Friday, December 25, 2009

The Run Returns

What surveyors around here call a “wet weather stream” runs by the house. These streams are also called “runs.” Not much of a watershed feeds it—thankfully—or we’d have lost a lot more unsecured items over the years, when it becomes a raging torrent after heavy rains.

Our little run flows half the year—from late fall through late spring. During the summer thirsty trees along its banks eagerly drink up all its water (except just after a hard rain), so its flow dries up. When fall’s dormant period arrives those trees begin their slumber, which allows the stream to run along and eventually make its contribution to the Potomac River and then the Chesapeake Bay. That gives us a very nice change; half the year it babbles along and for the remainder of the year it can get very quiet.
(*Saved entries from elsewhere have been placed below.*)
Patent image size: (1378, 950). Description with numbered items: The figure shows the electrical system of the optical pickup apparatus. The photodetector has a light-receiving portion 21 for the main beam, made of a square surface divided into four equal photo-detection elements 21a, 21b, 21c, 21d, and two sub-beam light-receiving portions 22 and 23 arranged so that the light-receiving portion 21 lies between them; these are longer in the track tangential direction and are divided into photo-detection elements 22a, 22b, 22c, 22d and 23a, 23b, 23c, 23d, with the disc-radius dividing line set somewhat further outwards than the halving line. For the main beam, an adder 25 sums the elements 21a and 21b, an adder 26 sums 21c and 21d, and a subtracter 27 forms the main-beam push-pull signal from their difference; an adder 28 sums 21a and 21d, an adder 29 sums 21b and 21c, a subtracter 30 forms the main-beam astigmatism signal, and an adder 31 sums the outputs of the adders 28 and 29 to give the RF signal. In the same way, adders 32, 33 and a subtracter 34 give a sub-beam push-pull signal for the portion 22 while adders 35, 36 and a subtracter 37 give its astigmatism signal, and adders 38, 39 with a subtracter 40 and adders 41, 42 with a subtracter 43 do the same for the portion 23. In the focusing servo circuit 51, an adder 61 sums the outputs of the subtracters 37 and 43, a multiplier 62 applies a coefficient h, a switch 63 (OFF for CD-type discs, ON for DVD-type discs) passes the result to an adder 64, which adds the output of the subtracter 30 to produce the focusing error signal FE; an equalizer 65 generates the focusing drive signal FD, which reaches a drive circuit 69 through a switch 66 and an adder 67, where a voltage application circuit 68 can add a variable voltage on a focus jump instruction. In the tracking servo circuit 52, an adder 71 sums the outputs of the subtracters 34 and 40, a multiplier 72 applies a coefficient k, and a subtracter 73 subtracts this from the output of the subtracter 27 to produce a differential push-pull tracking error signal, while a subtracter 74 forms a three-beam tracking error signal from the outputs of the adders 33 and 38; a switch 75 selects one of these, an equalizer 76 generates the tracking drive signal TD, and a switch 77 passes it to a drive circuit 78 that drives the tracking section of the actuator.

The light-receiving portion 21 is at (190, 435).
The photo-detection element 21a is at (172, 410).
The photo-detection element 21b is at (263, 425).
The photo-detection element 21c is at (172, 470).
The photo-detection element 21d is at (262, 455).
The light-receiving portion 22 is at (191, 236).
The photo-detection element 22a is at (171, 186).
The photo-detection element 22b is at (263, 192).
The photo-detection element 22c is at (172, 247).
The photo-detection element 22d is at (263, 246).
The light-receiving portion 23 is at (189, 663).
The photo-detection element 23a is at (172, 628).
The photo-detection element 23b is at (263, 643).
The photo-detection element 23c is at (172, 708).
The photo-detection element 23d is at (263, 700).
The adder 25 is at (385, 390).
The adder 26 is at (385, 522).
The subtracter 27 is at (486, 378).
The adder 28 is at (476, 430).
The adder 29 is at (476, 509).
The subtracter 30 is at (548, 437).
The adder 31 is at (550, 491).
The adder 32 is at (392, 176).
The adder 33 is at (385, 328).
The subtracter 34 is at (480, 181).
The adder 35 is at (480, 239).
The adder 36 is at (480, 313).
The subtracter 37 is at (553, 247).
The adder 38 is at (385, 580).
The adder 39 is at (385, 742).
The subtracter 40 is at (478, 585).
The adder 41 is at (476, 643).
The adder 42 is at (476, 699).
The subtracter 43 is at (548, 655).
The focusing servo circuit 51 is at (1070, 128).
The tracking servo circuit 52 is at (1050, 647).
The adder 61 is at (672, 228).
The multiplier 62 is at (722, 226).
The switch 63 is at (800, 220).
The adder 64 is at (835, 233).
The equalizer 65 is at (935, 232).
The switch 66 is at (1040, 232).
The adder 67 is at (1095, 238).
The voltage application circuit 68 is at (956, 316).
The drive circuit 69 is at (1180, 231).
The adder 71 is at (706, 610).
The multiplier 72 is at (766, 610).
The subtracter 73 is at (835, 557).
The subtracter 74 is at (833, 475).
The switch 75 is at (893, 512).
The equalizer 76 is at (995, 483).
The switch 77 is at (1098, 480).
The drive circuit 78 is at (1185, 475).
So it’s now that time of year when the little stream begins its uninterrupted winter’s run. Its constant bubbly, burbly voice provides gentle background chatter. Reposing in the evenings in my outdoor tub, I listen to its light-hearted murmuring; noting that it sounds a little like indistinct cocktail-party chitchat. But every now and then a few burbles stand out from the quiet chatter—sounding eerily like random syllables of human speech.

In a few months there will be a short period, as late spring transforms into summer, when the run will dry up and fall completely silent. The awakened trees will once again suck up all its water, but the singing insects will have yet to begin their incessant summer chorus. The nights are ghostly silent then. The only sounds are the flapping of firefly wings—much too hushed for my old ears to perceive.

So for the next few winter months the stream’s subtle chatter will be my bathing companion—now and then irritatingly interrupted by a distant dog’s barking. I find the creek’s babble to be a soothing sound. I can lay back and let its lilting chorus lull me into reverie—well, except for those infrequent moments when the human-seeming syllables get tossed out. They almost cause me to sit up and peer into the darkness, fooled into thinking that I’m not alone after all.